Regarding voting powers, I would be against giving more weight to population numbers and less weight to economic potential. But the periodic revision of member quotas as determined by the IMF Articles of Agreement should create enough room to reflect changes in the world economic map and the rising potential of some emerging-market economies. This could also be a good opportunity to re-interpret the EU (or eurozone) internal trade flows that would (as Fritz Fischer suggests) lead to a relative decrease in the EU countries' quotas and voting power. The number of executive directors and the consolidation of EU representation in a few “pure” constituencies seems to me to be less important. If one takes into consideration additional aid by developed countries to less developed partners in the “mixed” constituencies (the examples of the Netherlands, Switzerland, Belgium and Austria spring to mind) this kind of consolidation may not necessarily be beneficial to low-income countries.
The second group of problems relates to the EU's potential contribution to reshaping the global economic order. The Union could undoubtedly be more generous and less egoistic. Looking at the real needs of Europe’s less developed partners, a truly generous offer in the WTO's global trade negotiations, or a more flexible immigration policy, are more important than a new representation pattern in the BWI executive boards, especially as most of their decisions are taken using a consensus mechanism.
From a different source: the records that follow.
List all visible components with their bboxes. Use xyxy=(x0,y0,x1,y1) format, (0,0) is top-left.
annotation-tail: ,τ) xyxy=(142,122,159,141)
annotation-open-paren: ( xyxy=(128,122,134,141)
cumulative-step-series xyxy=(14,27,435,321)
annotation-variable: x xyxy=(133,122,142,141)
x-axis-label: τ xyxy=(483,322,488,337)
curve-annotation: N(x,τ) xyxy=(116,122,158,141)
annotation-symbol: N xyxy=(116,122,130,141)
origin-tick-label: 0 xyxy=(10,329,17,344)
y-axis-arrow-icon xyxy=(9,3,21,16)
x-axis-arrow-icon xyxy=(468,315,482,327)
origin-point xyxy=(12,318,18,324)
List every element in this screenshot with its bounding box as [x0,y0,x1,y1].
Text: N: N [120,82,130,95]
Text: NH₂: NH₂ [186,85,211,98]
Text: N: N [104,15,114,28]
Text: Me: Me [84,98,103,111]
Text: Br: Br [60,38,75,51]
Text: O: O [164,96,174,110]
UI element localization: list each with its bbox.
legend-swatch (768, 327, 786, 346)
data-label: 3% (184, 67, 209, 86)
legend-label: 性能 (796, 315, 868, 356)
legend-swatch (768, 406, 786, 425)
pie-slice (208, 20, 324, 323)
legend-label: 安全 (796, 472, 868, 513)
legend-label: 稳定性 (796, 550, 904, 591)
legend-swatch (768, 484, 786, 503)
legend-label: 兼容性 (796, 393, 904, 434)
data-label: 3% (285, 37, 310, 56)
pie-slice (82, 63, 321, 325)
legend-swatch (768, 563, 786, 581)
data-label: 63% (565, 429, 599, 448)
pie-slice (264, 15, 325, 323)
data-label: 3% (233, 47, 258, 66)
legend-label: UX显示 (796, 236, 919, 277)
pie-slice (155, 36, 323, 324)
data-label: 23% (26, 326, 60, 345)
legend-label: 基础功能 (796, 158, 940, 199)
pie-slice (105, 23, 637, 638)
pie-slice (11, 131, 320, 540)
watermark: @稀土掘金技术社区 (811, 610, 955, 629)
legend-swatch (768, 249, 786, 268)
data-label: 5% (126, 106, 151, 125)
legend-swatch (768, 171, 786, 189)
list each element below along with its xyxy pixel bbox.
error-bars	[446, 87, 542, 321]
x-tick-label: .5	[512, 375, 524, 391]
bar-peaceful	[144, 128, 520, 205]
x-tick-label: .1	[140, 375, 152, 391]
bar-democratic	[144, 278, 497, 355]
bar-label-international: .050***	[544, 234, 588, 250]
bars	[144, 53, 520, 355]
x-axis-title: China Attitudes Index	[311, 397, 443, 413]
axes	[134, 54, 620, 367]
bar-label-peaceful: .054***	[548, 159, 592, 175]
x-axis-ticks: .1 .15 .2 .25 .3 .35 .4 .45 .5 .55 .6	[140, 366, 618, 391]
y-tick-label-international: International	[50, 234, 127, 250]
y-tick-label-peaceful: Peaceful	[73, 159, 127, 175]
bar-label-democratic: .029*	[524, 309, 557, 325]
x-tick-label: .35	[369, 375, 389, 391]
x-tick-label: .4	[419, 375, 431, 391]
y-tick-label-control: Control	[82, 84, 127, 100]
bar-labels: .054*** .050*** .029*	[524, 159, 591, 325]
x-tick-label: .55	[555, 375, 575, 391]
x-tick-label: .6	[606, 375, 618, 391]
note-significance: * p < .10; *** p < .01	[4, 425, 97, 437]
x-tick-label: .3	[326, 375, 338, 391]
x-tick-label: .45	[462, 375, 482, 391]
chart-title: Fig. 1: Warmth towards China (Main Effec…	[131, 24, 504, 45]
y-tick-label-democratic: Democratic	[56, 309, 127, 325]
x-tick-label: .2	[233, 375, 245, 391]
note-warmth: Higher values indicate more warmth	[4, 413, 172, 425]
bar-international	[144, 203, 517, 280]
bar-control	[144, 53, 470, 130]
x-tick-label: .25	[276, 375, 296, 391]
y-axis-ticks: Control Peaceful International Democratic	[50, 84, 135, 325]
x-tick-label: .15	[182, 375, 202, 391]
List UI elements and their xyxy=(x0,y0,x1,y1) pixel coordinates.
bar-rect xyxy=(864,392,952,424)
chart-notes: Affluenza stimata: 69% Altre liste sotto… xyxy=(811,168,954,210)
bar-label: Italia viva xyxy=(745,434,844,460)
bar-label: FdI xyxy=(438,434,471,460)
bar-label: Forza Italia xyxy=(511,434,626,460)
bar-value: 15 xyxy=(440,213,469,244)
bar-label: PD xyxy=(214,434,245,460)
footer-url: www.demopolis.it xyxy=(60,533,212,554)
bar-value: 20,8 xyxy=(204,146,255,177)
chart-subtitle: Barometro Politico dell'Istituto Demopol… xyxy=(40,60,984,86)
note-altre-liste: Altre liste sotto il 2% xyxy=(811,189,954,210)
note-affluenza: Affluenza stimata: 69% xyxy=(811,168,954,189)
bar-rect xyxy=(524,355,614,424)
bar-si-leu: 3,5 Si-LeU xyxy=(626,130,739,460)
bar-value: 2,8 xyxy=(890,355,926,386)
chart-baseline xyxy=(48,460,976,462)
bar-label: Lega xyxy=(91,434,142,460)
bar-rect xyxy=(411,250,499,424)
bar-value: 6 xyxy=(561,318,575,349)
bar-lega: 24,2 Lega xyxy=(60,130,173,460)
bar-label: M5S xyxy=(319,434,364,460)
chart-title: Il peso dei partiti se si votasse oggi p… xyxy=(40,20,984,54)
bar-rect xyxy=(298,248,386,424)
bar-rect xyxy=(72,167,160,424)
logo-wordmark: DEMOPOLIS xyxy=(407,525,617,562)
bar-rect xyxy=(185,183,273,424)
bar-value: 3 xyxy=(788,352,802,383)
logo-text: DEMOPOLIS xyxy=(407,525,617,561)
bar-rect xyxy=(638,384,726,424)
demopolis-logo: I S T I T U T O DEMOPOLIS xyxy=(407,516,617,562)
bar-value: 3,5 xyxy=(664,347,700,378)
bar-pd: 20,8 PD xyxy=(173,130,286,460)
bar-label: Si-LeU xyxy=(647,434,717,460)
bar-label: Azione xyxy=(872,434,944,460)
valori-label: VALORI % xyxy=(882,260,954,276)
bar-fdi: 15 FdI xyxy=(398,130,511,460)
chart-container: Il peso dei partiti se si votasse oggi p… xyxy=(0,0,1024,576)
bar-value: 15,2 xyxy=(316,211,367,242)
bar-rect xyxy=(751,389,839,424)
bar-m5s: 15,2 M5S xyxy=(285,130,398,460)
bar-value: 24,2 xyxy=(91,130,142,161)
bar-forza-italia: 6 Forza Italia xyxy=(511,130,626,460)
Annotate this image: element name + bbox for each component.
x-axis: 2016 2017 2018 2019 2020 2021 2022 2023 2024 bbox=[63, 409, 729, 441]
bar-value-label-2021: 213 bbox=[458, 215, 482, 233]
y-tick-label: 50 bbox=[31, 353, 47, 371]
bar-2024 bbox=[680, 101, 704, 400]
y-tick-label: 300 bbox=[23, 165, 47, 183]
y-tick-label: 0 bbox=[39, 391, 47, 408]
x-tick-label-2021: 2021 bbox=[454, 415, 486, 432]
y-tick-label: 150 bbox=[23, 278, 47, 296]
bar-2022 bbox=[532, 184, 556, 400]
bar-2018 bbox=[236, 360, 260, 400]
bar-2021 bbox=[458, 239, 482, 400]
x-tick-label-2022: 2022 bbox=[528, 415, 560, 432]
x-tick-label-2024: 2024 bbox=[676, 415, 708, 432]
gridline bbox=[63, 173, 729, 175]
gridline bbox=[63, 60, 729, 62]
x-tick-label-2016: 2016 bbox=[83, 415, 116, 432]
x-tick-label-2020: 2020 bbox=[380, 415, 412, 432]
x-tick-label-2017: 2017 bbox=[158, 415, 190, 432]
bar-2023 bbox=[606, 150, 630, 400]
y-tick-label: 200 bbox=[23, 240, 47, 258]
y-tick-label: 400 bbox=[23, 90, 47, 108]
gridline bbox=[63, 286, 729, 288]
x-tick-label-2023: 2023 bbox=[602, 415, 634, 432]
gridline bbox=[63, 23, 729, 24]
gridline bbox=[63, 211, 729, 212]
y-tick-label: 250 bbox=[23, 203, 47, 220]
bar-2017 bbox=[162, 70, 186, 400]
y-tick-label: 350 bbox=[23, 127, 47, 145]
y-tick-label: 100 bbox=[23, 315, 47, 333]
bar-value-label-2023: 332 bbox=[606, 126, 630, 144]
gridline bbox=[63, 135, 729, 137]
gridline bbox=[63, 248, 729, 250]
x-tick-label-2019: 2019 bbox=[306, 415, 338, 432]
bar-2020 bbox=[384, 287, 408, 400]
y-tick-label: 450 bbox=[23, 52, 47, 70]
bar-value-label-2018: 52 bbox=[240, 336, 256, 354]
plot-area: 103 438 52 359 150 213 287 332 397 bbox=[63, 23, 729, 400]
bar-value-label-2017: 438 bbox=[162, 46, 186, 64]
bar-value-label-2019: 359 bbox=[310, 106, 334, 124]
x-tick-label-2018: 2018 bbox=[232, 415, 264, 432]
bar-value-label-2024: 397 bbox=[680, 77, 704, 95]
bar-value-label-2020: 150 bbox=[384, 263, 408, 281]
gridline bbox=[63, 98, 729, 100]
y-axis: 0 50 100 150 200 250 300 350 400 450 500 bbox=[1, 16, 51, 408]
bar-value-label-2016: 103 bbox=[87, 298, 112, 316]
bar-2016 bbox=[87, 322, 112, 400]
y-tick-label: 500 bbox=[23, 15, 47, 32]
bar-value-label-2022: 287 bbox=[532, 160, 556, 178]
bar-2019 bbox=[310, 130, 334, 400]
Third and last, from an EU perspective this is certainly a common foreign policy matter rather than an economic and financial one, and in this respect Fritz Fischer is absolutely right. But the EU's mandate to conduct a common foreign policy is still relatively weak, and will remain so under the current treaty arrangements. Looking ahead, there are other more urgent priorities on the EU's foreign policy harmonisation agenda than the rather symbolic issue of consolidating the EU's representation in the IMF and World Bank.